I missed the Southeast Alaska State Fair in Haines this year and had to settle for the big Alaska State Fair in Palmer, which offers junkier junk food, grown men in cowboy hats and a generous serving of Jesus in the form of booths offering ministry to the fallen.

It’s a bit different than the Haines fair, which leans toward kale salad and, except for the Catholic Women’s Burger Booth, seems more religiously aligned with druidism.

Either way, state fairs tend to be gritty, which is why I like them. If you’re afraid of dust, crowds or the back end of cow, you don’t go to fairs and chances are I won’t miss you not being there.

The fair is for whooping and hollering and being sick to your stomach for the peach cobbler you washed down with onion rings. It’s for falling in love at the square dance with the girl in braids, only to be introduced to her girlfriend. It’s summer’s last hurrah and it’s for all manner of thrills not offered in your small town the other 51 weekends of the year.

You don’t attend the fair. You “do” the fair, insomuch as you do what there is to do there. And if you sprain an ankle trying to set a choker in the logging show competition, you had a laugh and gave your friends a tale they’ll tell for years. No one will think lesser of you for it.

The Palmer fair is a citified event with trails of asphalt instead of wood chips, but what it lacks in atmosphere it makes up in attractions like 100-pound cabbages, pig races and the guy at the sharpening booth who’ll put an edge on your pocketknife for free.

I made my obligatory stop at the turkey legs booth. Legs are $11 each and the line to get one never lets up. I sat down at a picnic table with a Jamaican family who immigrated to Alaska 30 years ago. For a long time they didn’t talk. Like me, they were into their turkey legs for a pure, undistracted experience.

As our legs shrunk to bones, we chatted up the weather. One woman said she missed the snow in winter. Another said, “You don’t have to be an animal rights activist to be worried about the seals and sea lions dying.” A man with them noted that the Palmer fair was traditionally a cold, rainy event. How much more evidence do the climate-change deniers need, he asked.

I made my way over to watch a competition of women running with full beer kegs. In a field of burly types, a smaller, younger redhead from Alberta prevailed. The crowd gave her a rousing cheer for coming all the way from Canada and I leaned over and asked her father what he feeds her. “Meat,” he said.

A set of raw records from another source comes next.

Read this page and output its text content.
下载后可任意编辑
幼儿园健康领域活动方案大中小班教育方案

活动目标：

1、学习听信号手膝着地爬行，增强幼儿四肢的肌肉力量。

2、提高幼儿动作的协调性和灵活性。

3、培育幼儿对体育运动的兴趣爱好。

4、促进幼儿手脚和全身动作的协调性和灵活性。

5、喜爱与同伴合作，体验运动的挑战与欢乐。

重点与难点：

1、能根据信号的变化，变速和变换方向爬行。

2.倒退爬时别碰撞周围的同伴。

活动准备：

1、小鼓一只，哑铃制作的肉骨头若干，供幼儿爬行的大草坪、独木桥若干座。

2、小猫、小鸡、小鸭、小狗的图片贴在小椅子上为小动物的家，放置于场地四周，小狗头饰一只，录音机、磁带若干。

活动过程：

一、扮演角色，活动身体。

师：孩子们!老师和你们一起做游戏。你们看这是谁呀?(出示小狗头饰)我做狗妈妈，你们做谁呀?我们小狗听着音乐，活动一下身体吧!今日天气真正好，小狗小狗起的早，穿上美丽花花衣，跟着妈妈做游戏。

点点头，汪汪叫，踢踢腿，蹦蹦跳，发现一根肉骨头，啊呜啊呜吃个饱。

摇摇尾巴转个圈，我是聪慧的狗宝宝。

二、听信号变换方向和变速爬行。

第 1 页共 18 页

At the Alaska State Trooper’s booth I ran into an Anchorage friend who’s trying to convince his wife to move to Haines but she was with him so instead we talked about his family in Haines and how he’s enjoying retirement. I saw him last at the Haines post office. Alaska is small enough that you can pick up the thread of conversation you dropped two months ago, 800 miles away.  But not for long at the fair because there are too many other things to do.

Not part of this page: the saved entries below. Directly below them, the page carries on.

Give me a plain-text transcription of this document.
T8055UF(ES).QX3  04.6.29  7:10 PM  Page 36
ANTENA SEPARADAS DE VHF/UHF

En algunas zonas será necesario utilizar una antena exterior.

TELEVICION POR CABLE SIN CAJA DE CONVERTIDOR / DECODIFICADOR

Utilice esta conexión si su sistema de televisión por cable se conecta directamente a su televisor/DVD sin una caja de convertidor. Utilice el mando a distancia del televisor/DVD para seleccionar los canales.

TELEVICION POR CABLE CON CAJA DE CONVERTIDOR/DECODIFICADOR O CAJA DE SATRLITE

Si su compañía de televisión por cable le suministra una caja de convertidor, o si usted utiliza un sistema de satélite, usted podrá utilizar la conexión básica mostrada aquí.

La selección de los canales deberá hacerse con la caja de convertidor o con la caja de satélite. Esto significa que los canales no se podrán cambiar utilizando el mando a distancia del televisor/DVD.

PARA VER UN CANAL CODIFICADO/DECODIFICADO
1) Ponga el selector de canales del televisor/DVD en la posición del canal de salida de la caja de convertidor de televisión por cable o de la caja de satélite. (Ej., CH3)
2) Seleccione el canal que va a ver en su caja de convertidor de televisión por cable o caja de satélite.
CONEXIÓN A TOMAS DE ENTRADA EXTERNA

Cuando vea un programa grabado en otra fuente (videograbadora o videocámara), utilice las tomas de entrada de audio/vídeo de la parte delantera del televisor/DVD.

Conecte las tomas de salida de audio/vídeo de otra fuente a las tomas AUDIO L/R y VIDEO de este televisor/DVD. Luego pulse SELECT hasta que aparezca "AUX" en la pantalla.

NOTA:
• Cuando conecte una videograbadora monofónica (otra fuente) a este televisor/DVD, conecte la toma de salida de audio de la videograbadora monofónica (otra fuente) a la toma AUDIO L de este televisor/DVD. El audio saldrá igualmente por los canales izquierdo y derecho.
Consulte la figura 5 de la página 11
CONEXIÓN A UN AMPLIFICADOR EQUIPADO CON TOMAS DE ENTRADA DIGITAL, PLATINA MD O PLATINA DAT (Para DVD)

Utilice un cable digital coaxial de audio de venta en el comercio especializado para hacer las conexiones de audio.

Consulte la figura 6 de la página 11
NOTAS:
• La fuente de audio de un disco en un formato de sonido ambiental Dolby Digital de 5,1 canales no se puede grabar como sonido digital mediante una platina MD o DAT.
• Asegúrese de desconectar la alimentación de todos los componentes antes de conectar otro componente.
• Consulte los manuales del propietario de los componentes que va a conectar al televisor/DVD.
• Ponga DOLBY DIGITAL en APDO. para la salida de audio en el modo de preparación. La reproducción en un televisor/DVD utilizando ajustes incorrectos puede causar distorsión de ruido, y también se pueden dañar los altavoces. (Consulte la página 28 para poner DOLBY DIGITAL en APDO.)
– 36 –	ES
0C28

I skipped the pig races, which I’ve seen often. The act came to the Haines fair once. After that, a local man figured he’d replicate it, buying pigs and building a track at our fairgrounds. He apparently didn’t sufficiently starve his passel so when the starting gate opened, his racers just kind of ambled along, forcing him to chase them to the finish line. It’s the only pig race I can clearly remember.

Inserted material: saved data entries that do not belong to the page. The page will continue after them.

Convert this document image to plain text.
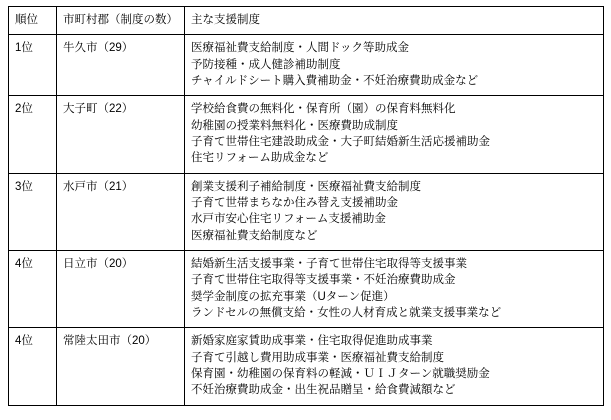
順位	市町村郡（制度の数）	主な支援制度
1位	牛久市（29）	医療福祉費支給制度・人間ドック等助成金
予防接種・成人健診補助制度
チャイルドシート購入費補助金・不妊治療費助成金など

2位	大子町（22）	学校給食費の無料化・保育所（園）の保育料無料化
幼稚園の授業料無料化・医療費助成制度
子育て世帯住宅建設助成金・大子町結婚新生活応援補助金
住宅リフォーム助成金など

3位	水戸市（21）	創業支援利子補給制度・医療福祉費支給制度
子育て世帯まちなか住み替え支援補助金
水戸市安心住宅リフォーム支援補助金
医療福祉費支給制度など

4位	日立市（20）	結婚新生活支援事業・子育て世帯住宅取得等支援事業
子育て世帯住宅取得等支援事業・不妊治療費助成金
奨学金制度の拡充事業（Uターン促進）
ランドセルの無償支給・女性の人材育成と就業支援事業など

4位	常陸太田市（20）	新婚家庭家賃助成事業・住宅取得促進助成事業
子育て引越し費用助成事業・医療福祉費支給制度
保育園・幼稚園の保育料の軽減・ＵＩＪターン就職奨励金
不妊治療費助成金・出生祝品贈呈・給食費減額など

Passing T-shirts that said “Sawdust Is Man Glitter” and “The World Has More Problems than Girls Kissing Girls and Boys Kissing Boys,” I made my way to a wine bar located in a former church, with the white cross still out front. For $8, I got a glass of house red. The barmaid said they get a couple complaints a year about serving unblessed wine in a house of worship, but people mostly like the place. She even sold a few bottles of the Ace of Spades Gold Champagne for $350 per bottle, she said.

Who buys a $350 bottle of champagne at the state fair, I wondered. Maybe the same people who later find Jesus at one of the revival tents? The fair is about trying new things and after downing a bottle of champagne and a brick of French fries a person might want to renounce a whole host of sins.

With my energy flagging, I drank a cup of Kaladi Brothers coffee and passed by booths offering telescoping flagpoles and repair of failed house foundations. By then it was well after 9 p.m., with the crowd thinning out.

A little Native girl, maybe five years old, dragged her sleepy-eyed dad into a hair-extension booth, wanting him to buy her a strand of bright pink or orange to add to her long, brown locks. He feigned resistance, but she plopped down into the vendor’s chair, determined.

I bet she went to school the next morning sporting a fluorescent streak. The fair, after all, comes only once a year.